Every month, I look through the movie selection on my HBO account and set aside anything that looks like something I might want to see. Sometimes I don’t necessarily know a lot about it, and such was the case with The Diving Bell and the Butterfly. HBO’s plot description gave me a little bit of an idea, but the actual movie was not something I was overly aware of.
Imagine my surprise (and delight, truth be told) to realize that it was in French. I didn’t know HBO put much in the way of foreign language films into their catalog, so this was sure to be something different if nothing else.
The movie opens with an eye opening up as a man looks around to see he is in a hospital. Various doctors and nurses rush in to check on him, but even though the audience can hear his voice, the other characters apparently cannot.

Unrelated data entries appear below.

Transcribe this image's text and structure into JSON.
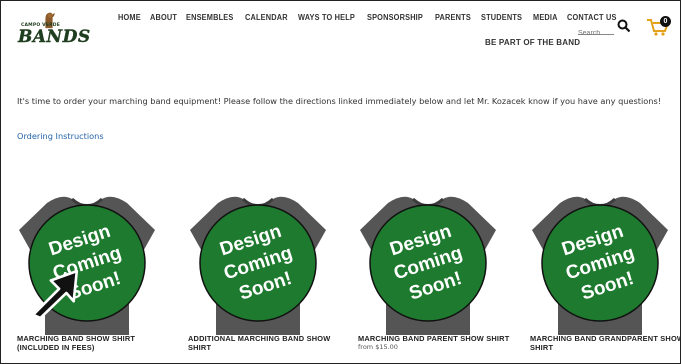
{
  "brand": {
    "logo_small": "CAMPO VERDE",
    "logo_big": "BANDS"
  },
  "nav": {
    "items": [
      "HOME",
      "ABOUT",
      "ENSEMBLES",
      "CALENDAR",
      "WAYS TO HELP",
      "SPONSORSHIP",
      "PARENTS",
      "STUDENTS",
      "MEDIA",
      "CONTACT US"
    ],
    "secondary": "BE PART OF THE BAND"
  },
  "search": {
    "placeholder": "Search"
  },
  "cart": {
    "count": "0"
  },
  "content": {
    "intro": "It's time to order your marching band equipment! Please follow the directions linked immediately below and let Mr. Kozacek know if you have any questions!",
    "link": "Ordering Instructions"
  },
  "products": [
    {
      "name": "MARCHING BAND SHOW SHIRT (INCLUDED IN FEES)",
      "price": "",
      "badge": "Design Coming Soon!"
    },
    {
      "name": "ADDITIONAL MARCHING BAND SHOW SHIRT",
      "price": "",
      "badge": "Design Coming Soon!"
    },
    {
      "name": "MARCHING BAND PARENT SHOW SHIRT",
      "price": "from $15.00",
      "badge": "Design Coming Soon!"
    },
    {
      "name": "MARCHING BAND GRANDPARENT SHOW SHIRT",
      "price": "",
      "badge": "Design Coming Soon!"
    }
  ],
  "colors": {
    "badge_green": "#1e7a2e",
    "link_blue": "#2464a8"
  },
  "icons": {
    "search": "search-icon",
    "cart": "cart-icon",
    "cursor": "arrow-cursor-icon"
  }
}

We’re seeing everything from his point of view, and will continue to do so for the first third of the movie, but for now, all we see if the growing realization that the mystery man whose eyes we’re seeing through can’t really move and no one can hear him say anything. The existential horror of it all doesn’t take long to sink in, and it isn’t alleviated much when an older doctor comes in and promises two beauties will soon be taking care of the patient, one Jean-Dominique Bauby (Mathieu Amalric), known to his loved ones as Jean-Do.

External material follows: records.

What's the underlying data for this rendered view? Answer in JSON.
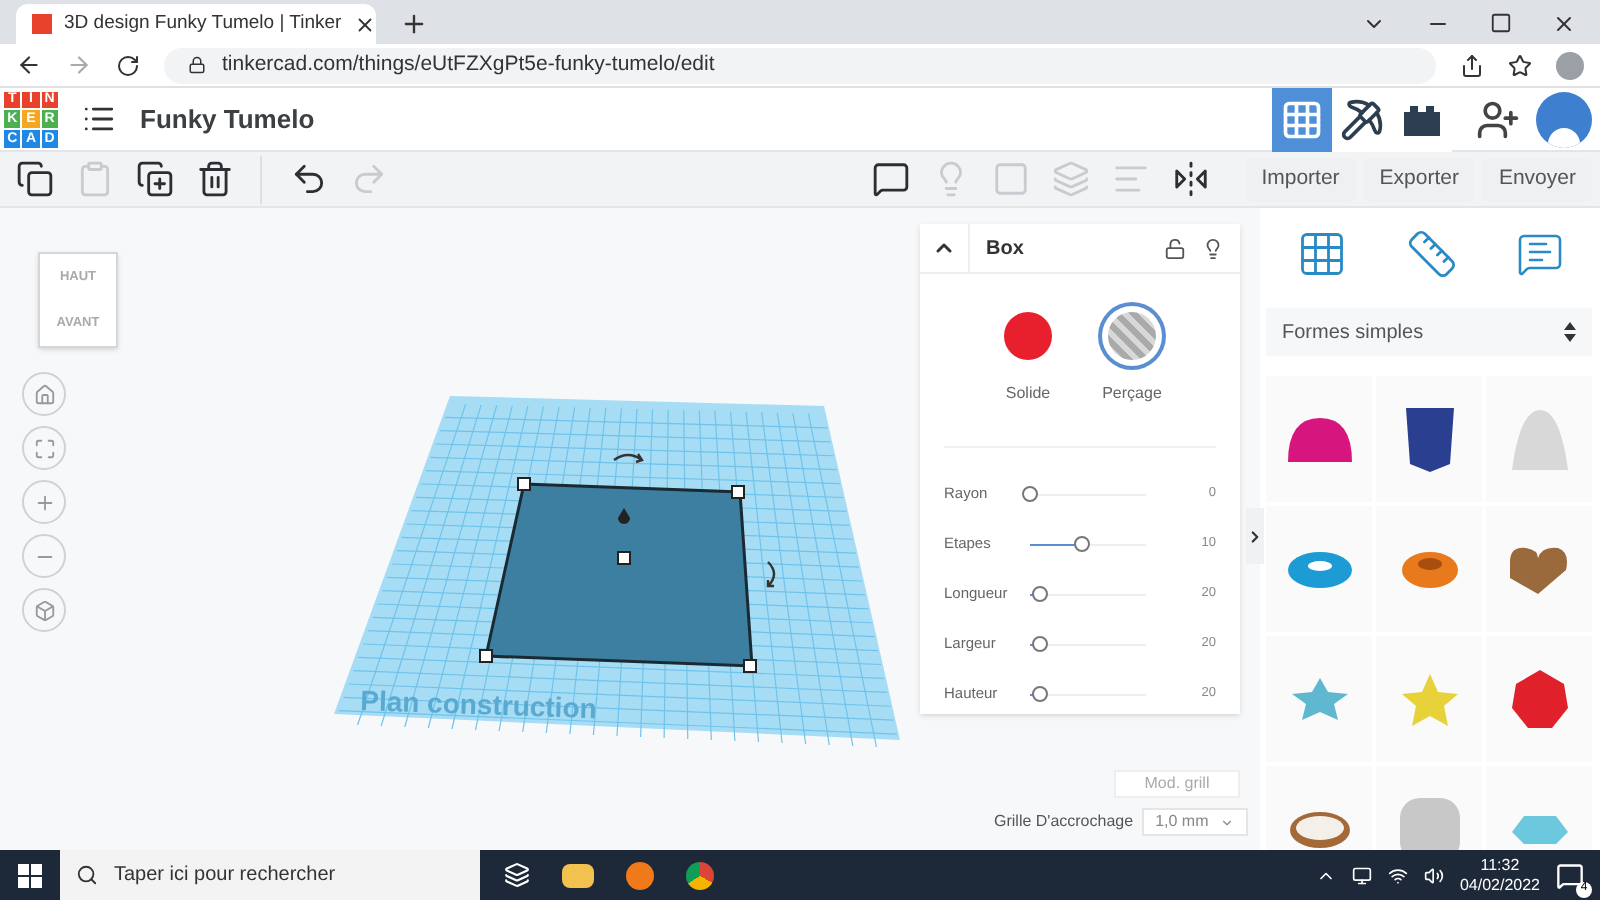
{
  "browser": {
    "tab_title": "3D design Funky Tumelo | Tinker",
    "url": "tinkercad.com/things/eUtFZXgPt5e-funky-tumelo/edit"
  },
  "header": {
    "logo_letters": [
      {
        "text": "T",
        "color": "#e8412c"
      },
      {
        "text": "I",
        "color": "#e8412c"
      },
      {
        "text": "N",
        "color": "#e8412c"
      },
      {
        "text": "K",
        "color": "#4caf50"
      },
      {
        "text": "E",
        "color": "#f5a623"
      },
      {
        "text": "R",
        "color": "#4caf50"
      },
      {
        "text": "C",
        "color": "#1e88e5"
      },
      {
        "text": "A",
        "color": "#1e88e5"
      },
      {
        "text": "D",
        "color": "#1e88e5"
      }
    ],
    "title": "Funky Tumelo",
    "views": [
      {
        "kind": "grid",
        "selected": true
      },
      {
        "kind": "pickaxe",
        "selected": false
      },
      {
        "kind": "brick",
        "selected": false
      }
    ]
  },
  "toolbar": {
    "left": [
      {
        "kind": "copy",
        "disabled": false
      },
      {
        "kind": "paste",
        "disabled": true
      },
      {
        "kind": "duplicate",
        "disabled": false
      },
      {
        "kind": "delete",
        "disabled": false
      },
      {
        "kind": "undo",
        "disabled": false
      },
      {
        "kind": "redo",
        "disabled": true
      }
    ],
    "right": [
      {
        "kind": "note",
        "disabled": false
      },
      {
        "kind": "bulb",
        "disabled": true
      },
      {
        "kind": "group",
        "disabled": true
      },
      {
        "kind": "ungroup",
        "disabled": true
      },
      {
        "kind": "align",
        "disabled": true
      },
      {
        "kind": "mirror",
        "disabled": false
      }
    ],
    "buttons": [
      "Importer",
      "Exporter",
      "Envoyer"
    ]
  },
  "view_cube": {
    "top": "HAUT",
    "front": "AVANT"
  },
  "workplane": {
    "label": "Plan construction"
  },
  "inspector": {
    "title": "Box",
    "modes": [
      {
        "label": "Solide",
        "kind": "solid",
        "selected": false
      },
      {
        "label": "Perçage",
        "kind": "hole",
        "selected": true
      }
    ],
    "params": [
      {
        "name": "Rayon",
        "level": 0,
        "reading": "0"
      },
      {
        "name": "Etapes",
        "level": 0.45,
        "reading": "10"
      },
      {
        "name": "Longueur",
        "level": 0.08,
        "reading": "20"
      },
      {
        "name": "Largeur",
        "level": 0.08,
        "reading": "20"
      },
      {
        "name": "Hauteur",
        "level": 0.08,
        "reading": "20"
      }
    ]
  },
  "grid_settings": {
    "edit_button": "Mod. grill",
    "snap_label": "Grille D'accrochage",
    "snap_value": "1,0 mm"
  },
  "library": {
    "category": "Formes simples",
    "shapes": [
      {
        "kind": "dome",
        "color": "#d6157f"
      },
      {
        "kind": "prism",
        "color": "#2a3f8f"
      },
      {
        "kind": "paraboloid",
        "color": "#d8d8d8"
      },
      {
        "kind": "torus",
        "color": "#1d9bd4"
      },
      {
        "kind": "tube",
        "color": "#e8791c"
      },
      {
        "kind": "heart",
        "color": "#9a6a3c"
      },
      {
        "kind": "star",
        "color": "#5fb8d0"
      },
      {
        "kind": "star3d",
        "color": "#e8d23a"
      },
      {
        "kind": "polyhedron",
        "color": "#e0202a"
      },
      {
        "kind": "ring",
        "color": "#a36a38"
      },
      {
        "kind": "rounded_box",
        "color": "#c8c8c8"
      },
      {
        "kind": "gem",
        "color": "#6cc8dc"
      }
    ]
  },
  "taskbar": {
    "search_placeholder": "Taper ici pour rechercher",
    "time": "11:32",
    "date": "04/02/2022",
    "notifications": "4"
  }
}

As it turns out, Jean-Do, a writer and editor for various publications, actually agrees with the older doctor’s sentiments: his speech and physical therapists are attractive women, and neither of them seems inclined to give up on him. Jean-Do’s movements are limited, essentially, to his left eyelid. His right had been sewn shut to protect the eye underneath, but Jean-Do soon realizes he isn’t completely trapped. He has access to three things: his left eyelid, his imagination, and his memory. Beyond that, he can’t really move much at all.
What follows shows his speech therapist coming up with a way for Jean-Do to communicate with the outside world in a technique involving blinking as a patient individual recites the alphabet. This system gives Jean-Do a means to finish a book he was contracted to write, turning the thing into a memoir about life trapped in his own body, a phenomena he describes as being like either stuck in a diving bell or bursting from a cocoon like a butterfly. He’s poetic, and the audience can even see he has something of a sense of humor about his situation since he can narrate thoughts that people around him can’t hear. And, in various flashbacks and daydreams, we get to see what sort of a life he led before his sudden stroke at the age of 43. Stuck as he is, he can appreciate the beauty and love around him, but he misses things like being able to hug his children, good food, and better sex.
Man, does he miss sex.
This movie was just about perfect, and the only real flaw I can note was how some of the scenes of Jean-Do picking out letters show a few differences between the French words he’s spelling and the English letters the subtitles are showing. Inspiring in its own way, the movie doesn’t make Jean-Do out to be a saint or anything. He’s just a man trapped in his own body, with only his imagination there to stimulate himself and make what’s going around him interesting. Based as it is on a true story, I would say that I really hope that never happens to me, but if it somehow does, I hope I take to it half as well as the late M. Bauby.